Warren Eric M, Handley John C, Sheets H David
SEP Forensic Consultants, Memphis, Tennessee, USA.
Simon Business School, University of Rochester, Rochester, New York, USA.
J Forensic Sci. 2025 Mar;70(2):589-606. doi: 10.1111/1556-4029.15686. Epub 2024 Dec 10.
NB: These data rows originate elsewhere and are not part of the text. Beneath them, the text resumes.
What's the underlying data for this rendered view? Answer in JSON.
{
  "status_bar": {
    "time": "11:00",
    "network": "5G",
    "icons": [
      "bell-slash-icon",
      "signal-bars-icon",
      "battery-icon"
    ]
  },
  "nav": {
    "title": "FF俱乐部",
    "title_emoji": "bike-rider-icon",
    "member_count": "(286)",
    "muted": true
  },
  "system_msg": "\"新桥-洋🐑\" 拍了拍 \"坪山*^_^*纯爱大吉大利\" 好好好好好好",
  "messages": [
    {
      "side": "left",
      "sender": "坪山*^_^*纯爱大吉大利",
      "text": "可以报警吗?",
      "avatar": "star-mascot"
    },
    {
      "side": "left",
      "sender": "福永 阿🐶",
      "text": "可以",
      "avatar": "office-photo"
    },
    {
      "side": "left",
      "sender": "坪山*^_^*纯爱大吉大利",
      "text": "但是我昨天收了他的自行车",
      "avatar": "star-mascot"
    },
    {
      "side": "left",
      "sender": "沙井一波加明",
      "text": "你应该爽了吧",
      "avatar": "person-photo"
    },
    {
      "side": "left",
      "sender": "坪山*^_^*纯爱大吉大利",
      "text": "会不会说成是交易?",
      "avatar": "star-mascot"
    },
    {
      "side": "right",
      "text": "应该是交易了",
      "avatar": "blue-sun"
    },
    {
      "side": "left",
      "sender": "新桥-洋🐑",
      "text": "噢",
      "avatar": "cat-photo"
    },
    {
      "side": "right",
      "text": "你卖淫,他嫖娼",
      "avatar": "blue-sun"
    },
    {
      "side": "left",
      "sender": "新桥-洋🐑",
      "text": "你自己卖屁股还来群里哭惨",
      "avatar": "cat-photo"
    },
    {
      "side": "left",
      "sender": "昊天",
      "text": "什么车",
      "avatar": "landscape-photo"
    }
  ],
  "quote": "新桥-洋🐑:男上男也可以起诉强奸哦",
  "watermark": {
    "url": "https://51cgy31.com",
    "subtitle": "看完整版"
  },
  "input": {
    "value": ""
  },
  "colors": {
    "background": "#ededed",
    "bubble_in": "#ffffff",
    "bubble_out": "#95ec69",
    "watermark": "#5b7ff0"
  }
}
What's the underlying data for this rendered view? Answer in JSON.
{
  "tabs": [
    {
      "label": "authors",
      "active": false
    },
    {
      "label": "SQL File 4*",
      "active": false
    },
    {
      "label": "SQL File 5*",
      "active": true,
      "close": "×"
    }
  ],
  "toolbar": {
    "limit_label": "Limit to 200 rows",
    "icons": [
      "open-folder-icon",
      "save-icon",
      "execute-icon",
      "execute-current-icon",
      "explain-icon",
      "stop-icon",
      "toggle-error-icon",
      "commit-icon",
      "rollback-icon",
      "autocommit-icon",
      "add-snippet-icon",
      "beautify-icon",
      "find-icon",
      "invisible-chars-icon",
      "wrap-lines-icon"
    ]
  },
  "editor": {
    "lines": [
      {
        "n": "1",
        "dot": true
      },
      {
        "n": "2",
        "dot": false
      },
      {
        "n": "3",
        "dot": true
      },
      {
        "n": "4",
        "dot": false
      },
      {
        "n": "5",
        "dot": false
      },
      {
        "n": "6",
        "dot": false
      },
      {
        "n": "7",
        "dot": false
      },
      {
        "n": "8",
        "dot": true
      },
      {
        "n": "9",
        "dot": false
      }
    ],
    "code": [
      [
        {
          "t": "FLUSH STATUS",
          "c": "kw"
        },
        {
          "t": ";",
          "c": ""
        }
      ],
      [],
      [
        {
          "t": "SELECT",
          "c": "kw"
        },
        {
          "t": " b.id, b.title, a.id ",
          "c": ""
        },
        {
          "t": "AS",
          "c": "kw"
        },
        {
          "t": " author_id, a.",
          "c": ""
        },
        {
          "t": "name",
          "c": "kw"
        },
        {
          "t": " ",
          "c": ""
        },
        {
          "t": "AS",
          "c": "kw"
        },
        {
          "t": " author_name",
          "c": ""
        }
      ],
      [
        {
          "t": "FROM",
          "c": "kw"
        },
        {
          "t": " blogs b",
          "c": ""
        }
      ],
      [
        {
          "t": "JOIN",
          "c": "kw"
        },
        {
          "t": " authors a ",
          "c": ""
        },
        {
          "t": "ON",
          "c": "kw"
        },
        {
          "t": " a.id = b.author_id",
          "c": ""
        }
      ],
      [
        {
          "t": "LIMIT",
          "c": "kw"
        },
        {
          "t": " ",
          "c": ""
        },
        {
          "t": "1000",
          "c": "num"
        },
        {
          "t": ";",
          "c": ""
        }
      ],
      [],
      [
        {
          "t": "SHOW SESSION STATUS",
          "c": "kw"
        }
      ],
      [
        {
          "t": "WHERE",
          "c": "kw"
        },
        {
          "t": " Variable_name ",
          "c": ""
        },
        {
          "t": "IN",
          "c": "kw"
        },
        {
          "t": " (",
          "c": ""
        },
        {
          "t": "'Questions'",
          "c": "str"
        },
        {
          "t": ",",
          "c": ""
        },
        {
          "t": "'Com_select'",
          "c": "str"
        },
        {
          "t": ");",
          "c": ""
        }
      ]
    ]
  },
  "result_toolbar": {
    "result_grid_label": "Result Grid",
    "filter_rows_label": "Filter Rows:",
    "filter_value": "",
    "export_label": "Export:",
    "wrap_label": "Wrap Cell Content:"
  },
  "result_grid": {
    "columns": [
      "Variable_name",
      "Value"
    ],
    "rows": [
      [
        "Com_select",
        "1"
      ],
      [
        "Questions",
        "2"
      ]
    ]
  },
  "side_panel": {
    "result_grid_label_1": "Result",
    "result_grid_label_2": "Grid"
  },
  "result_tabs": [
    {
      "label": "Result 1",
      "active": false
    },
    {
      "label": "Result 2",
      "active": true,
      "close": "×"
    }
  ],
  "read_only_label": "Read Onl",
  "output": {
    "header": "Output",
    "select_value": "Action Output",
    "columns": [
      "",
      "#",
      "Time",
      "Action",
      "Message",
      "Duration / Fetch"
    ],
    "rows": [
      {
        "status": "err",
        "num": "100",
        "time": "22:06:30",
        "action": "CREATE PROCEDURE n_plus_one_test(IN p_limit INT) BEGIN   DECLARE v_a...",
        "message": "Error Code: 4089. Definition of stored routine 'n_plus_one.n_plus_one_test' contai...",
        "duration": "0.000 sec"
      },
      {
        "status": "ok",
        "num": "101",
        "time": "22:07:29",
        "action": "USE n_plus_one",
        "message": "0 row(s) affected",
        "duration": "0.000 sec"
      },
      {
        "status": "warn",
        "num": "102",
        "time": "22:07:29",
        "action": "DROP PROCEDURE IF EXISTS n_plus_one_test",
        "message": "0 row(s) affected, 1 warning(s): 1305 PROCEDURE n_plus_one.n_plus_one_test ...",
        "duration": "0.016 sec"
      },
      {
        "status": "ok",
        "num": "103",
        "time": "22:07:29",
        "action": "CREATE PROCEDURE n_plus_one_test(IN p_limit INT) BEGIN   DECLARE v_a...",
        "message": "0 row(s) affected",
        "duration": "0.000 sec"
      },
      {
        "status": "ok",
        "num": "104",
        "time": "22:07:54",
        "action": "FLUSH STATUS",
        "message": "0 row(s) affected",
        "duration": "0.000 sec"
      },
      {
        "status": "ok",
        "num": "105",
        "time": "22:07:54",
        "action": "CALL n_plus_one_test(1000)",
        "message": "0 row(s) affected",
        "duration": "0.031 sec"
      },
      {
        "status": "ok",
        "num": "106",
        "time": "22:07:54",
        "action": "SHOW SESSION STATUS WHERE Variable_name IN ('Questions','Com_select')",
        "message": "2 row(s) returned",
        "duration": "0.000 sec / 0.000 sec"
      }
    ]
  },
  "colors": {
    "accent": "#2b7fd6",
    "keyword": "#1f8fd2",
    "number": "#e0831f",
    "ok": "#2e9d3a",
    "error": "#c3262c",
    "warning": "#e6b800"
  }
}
The inconclusive category in forensics reporting is the appropriate response in many cases, but it poses challenges in estimating an "error rate". We discuss the use of a class of information-theoretic measures related to cross entropy as an alternative set of metrics that allows for performance evaluation of results presented using multi-category reporting scales. This paper shows how this class of performance metrics, and in particular the log likelihood ratio cost, which is already in use with likelihood ratio forensic reporting methods and in machine learning communities, can be readily adapted for use with the widely used multiple category conclusions scales. Bayesian credible intervals on these metrics can be estimated using numerical methods. The application of these metrics to published test results is shown. It is demonstrated, using these test results, that reducing the number of categories used in a proficiency test from five or six to three increases the cross entropy, indicating that the higher number of categories was justified, as it they increased the level of agreement with ground truth.
在法医报告中,不确定类别在许多情况下是适当的回应,但它在估计“错误率”方面带来了挑战。我们讨论使用一类与交叉熵相关的信息论度量作为一组替代指标,以评估使用多类别报告量表呈现的结果的性能。本文展示了这类性能指标,特别是对数似然比成本,如何能够很容易地适用于广泛使用的多类别结论量表,对数似然比成本已在似然比法医报告方法和机器学习领域中使用。这些指标的贝叶斯可信区间可以使用数值方法进行估计。展示了这些指标在已发表测试结果中的应用。利用这些测试结果表明,将能力验证中使用的类别数量从五六个减少到三个会增加交叉熵,这表明较多的类别数量是合理的,因为它们提高了与真实情况的一致程度。